Interpreting the Data
Mark C. Weissler, MD, the J.P. Riddle Distinguished Professor of Otolaryngology at the University of North Carolina- Chapel Hill, who moderated the session at which Dr. Shah delivered his paper, said, He tried to sort of make a case that surgical resection might be better, but it wasn’t supported by his data.
I think what he showed is that these two treatment modalities are equivalent. I think most people believe that. It would also be reassuring to doctors who use these modalities, said Dr. Weissler, who is also Chair of the UNC Clinical Cancer Advisory Committee and a clinical researcher at the Lineberger Comprehensive Cancer Center.
Dr. Shah acknowledged that his study was limited by few head-to-head comparisons, limited sample sizes, methodological issues of the studies, and poor correlation between objective and subjective measures.
There were no randomized clinical trial data, he said. The results were pooled analyses from retrospective studies. It was also limited by the duration of patient enrollment, as well as variability between studies regarding length of follow-up, tumor stage information, and staging criteria.

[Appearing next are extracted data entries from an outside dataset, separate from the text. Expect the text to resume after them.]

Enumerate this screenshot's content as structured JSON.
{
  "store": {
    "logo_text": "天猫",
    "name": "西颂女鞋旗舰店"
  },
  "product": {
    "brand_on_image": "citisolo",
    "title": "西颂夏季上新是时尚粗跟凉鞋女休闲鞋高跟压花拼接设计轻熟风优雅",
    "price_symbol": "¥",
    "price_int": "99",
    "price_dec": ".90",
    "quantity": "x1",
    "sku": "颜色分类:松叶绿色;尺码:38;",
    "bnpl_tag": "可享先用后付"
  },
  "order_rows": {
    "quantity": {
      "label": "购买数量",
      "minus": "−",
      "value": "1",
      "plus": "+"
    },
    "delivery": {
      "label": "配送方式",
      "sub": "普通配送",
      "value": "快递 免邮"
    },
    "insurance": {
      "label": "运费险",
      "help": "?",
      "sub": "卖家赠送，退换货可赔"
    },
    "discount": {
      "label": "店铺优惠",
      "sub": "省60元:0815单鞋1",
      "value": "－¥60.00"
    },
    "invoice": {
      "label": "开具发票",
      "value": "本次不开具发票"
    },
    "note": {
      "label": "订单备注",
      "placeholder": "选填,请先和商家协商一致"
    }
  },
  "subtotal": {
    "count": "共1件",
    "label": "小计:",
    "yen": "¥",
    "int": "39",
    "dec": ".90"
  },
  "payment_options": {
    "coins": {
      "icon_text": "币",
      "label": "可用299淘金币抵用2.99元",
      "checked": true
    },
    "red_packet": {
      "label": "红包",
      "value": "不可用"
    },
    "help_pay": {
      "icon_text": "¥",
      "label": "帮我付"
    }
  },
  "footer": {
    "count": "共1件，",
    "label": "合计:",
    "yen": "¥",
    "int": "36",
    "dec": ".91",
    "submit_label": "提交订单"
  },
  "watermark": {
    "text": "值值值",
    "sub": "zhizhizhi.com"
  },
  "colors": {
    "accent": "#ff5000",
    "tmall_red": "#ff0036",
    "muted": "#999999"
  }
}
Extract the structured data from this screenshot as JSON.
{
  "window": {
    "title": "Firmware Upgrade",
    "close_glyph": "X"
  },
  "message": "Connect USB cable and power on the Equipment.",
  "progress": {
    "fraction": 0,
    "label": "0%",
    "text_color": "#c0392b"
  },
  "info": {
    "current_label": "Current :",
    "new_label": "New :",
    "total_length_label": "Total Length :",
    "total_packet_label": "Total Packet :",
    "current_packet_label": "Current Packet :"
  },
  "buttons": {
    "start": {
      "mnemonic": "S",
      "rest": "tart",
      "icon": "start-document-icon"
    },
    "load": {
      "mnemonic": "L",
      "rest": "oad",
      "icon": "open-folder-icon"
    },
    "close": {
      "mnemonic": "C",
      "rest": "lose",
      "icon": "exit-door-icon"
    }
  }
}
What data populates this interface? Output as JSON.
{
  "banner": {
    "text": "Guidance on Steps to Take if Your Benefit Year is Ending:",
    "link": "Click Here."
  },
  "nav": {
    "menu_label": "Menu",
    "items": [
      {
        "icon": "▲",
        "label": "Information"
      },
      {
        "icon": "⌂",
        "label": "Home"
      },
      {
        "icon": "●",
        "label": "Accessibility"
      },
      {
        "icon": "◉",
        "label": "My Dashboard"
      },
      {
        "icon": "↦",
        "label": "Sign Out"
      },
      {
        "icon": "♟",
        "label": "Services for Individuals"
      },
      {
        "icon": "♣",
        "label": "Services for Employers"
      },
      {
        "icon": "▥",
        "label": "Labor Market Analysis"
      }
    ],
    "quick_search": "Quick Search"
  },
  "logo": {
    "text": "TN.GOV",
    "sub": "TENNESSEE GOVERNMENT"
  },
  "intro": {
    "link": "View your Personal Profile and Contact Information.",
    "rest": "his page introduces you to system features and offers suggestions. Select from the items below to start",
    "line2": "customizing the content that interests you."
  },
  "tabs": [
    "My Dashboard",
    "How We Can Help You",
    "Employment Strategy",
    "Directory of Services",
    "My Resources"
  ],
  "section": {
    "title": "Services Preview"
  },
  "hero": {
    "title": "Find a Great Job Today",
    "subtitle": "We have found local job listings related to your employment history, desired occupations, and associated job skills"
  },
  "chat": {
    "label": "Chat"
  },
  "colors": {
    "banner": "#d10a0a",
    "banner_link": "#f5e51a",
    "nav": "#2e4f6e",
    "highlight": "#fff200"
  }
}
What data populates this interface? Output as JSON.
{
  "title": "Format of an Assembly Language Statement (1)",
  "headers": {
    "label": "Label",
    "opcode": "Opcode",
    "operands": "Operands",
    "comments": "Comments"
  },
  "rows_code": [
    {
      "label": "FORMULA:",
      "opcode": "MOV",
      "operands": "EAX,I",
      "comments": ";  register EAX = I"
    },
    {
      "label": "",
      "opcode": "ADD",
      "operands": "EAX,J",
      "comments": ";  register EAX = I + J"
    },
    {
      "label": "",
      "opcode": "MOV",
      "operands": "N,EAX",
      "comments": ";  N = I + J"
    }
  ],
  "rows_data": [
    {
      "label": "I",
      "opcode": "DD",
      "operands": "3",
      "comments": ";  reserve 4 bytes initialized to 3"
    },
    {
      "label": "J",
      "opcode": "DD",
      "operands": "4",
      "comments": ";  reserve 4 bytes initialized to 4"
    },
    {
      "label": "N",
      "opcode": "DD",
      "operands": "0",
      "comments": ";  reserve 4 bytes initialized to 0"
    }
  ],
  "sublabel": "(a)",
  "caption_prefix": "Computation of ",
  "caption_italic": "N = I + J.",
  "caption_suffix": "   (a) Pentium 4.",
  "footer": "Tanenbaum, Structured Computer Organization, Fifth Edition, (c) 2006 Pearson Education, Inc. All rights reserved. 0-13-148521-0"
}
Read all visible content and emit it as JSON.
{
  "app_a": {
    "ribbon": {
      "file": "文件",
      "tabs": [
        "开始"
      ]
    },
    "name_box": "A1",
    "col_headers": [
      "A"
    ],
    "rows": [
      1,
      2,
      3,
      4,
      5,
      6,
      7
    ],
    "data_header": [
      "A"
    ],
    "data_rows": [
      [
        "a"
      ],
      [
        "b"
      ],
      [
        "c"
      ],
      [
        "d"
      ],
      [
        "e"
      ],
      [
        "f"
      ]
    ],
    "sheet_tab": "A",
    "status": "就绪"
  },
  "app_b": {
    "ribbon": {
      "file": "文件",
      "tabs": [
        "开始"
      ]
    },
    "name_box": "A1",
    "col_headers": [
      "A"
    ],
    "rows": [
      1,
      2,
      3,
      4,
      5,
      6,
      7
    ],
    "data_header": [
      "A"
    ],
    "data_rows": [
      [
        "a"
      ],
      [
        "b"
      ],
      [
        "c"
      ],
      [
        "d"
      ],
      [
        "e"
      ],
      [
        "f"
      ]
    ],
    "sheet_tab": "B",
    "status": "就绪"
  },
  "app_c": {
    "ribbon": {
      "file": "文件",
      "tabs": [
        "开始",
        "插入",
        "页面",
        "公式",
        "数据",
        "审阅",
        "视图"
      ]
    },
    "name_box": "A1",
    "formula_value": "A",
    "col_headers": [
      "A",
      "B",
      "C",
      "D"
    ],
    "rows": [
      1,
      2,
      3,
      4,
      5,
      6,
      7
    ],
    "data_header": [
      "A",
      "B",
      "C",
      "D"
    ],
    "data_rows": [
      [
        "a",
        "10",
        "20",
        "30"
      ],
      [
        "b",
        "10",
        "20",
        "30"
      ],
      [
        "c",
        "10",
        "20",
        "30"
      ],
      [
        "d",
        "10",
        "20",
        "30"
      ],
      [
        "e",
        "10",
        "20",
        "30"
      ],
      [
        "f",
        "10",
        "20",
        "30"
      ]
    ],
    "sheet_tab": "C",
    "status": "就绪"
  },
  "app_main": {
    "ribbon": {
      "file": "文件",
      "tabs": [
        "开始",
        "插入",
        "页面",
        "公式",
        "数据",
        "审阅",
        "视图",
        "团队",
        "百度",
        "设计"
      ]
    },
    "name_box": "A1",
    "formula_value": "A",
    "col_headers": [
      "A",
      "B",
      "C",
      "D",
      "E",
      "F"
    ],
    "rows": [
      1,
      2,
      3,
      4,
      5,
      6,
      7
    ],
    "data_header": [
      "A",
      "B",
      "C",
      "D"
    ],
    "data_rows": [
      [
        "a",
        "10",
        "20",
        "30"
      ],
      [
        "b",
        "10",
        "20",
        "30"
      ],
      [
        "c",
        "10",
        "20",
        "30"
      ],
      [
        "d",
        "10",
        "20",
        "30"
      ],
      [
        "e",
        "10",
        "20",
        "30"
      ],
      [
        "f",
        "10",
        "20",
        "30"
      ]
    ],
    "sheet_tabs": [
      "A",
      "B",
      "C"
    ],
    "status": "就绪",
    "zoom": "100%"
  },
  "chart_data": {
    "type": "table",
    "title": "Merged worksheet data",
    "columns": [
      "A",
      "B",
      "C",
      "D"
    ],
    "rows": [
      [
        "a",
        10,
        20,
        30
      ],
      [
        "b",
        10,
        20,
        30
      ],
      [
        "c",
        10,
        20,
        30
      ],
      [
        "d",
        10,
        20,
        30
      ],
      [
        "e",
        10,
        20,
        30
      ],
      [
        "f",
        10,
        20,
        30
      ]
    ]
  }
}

He said, however, that this study appears to be the first to compare the treatment modalities using meta-analytic techniques. We found oncologic control was most likely equivalent, and there was no clear difference in voice outcomes. Doctors should consider the potential morbidity of treatment and cost and utilization of health care resources and patient preference in considering which treatment would work best in each individual.